The always thought-provoking Lucy Bernholz over at Philanthropy 2173 posted recently on a series of random topics of interest.

Too Many Nonprofits
Lucy poses the question of whether "this economic moment be one in which the age-old trope about "too many nonprofits" passes on, as more and more npos merge or go under?" Good question. Elizabeth Merritt, head of the Center for the Future of Museums recently mused in a blog post whether 20% of museums should be "allowed—even encouraged—to fail?" She goes on to mention that similarly the historic preservation field is already initiating
a serious conversation throughout the historic site community of professionals and volunteers about the choices we must make to ensure that our sites provide maximum value to our society and thus remain relevant and useful for future generations.
Really this topic is one that deserves its own discussion, but the key point made by both Elizabeth and the Forum on Historic Site Stewardship in the 21st Century is that museums and historic sites need to be proactive about the situation--before the decisions are taken out of our hands, we must address hard questions such as
• How do we ensure that valuable cultural, scientific and artistic heritage in the collections are protected and remain in the public domain?
• What or who determines which museums close? ... simple natural selection doesn’t always work...

So would this be like a controlled burn in order to avoid the devastation of a wild fire and keep the forests safe?

Volunteers and Nonprofits
Lucy in her post also briefly mentions new approaches to bringing in volunteers for organizations--particularly since in this economy volunteers may be highly transient, the question then becomes are there ways in which an organization can make short-term use, possibly even online, of new volunteers?

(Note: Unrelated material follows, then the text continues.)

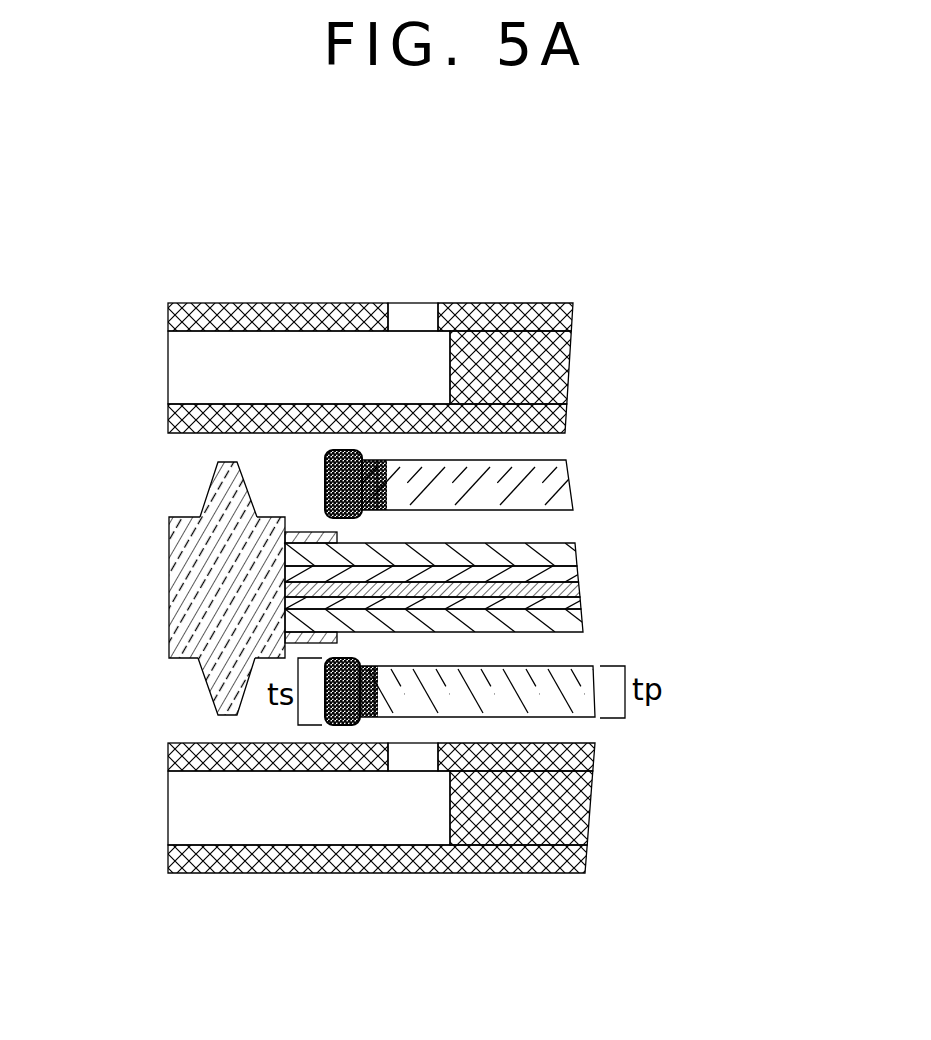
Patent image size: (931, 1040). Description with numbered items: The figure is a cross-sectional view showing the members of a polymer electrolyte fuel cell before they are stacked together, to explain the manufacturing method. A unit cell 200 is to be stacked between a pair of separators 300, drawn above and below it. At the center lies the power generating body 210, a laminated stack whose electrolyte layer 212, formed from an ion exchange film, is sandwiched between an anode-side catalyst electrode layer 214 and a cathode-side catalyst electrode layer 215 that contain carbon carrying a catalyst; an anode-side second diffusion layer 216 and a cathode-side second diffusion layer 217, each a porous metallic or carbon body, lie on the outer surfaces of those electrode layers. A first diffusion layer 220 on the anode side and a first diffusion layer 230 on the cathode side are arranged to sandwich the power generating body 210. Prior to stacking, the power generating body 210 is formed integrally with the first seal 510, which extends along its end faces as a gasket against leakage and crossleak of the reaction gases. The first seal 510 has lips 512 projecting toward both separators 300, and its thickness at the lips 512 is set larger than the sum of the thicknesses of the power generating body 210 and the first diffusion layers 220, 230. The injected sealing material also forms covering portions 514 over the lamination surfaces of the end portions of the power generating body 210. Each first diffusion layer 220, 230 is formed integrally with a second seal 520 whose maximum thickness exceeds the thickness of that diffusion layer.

She mentions the Jayne Blog where the idea of "crowd-sourcing" volunteer projects is discussed. I think that this could be very useful for museums in terms of lessening the time-cost of social media projects, for example by having other people upload photos of museum events and so on, but obviously this kind of volunteering can never help with the real hands-on needs of museums, such as giving tours or helping with collections. But maybe I'm wrong. Maybe in the future it will be just as useful for volunteers to make podcast tours or "tag" collections.

This takes me to the third topic raised by Lucy's post:
"Minimum Viable Product"
Lucy describes "minimum viable product" as the products that go to market with only the most basic features, but with the intention of engaging in an iterative process of further developing these products through listening to the needs and desires of the consumers and watching how consumers use these products. What does crowdsourcing volunteer projects have to do with minimum viable product? Well, because in an ideal world, a museum's forays into social media would count as a minimum viable product, with volunteers and members and hey, even just the general public coming together to crowdsource the content and helping to turn the museum's blog, Flickr presence and so on into a rich dialogue. At the heart of it all, this is really just about expanding the lines of communication.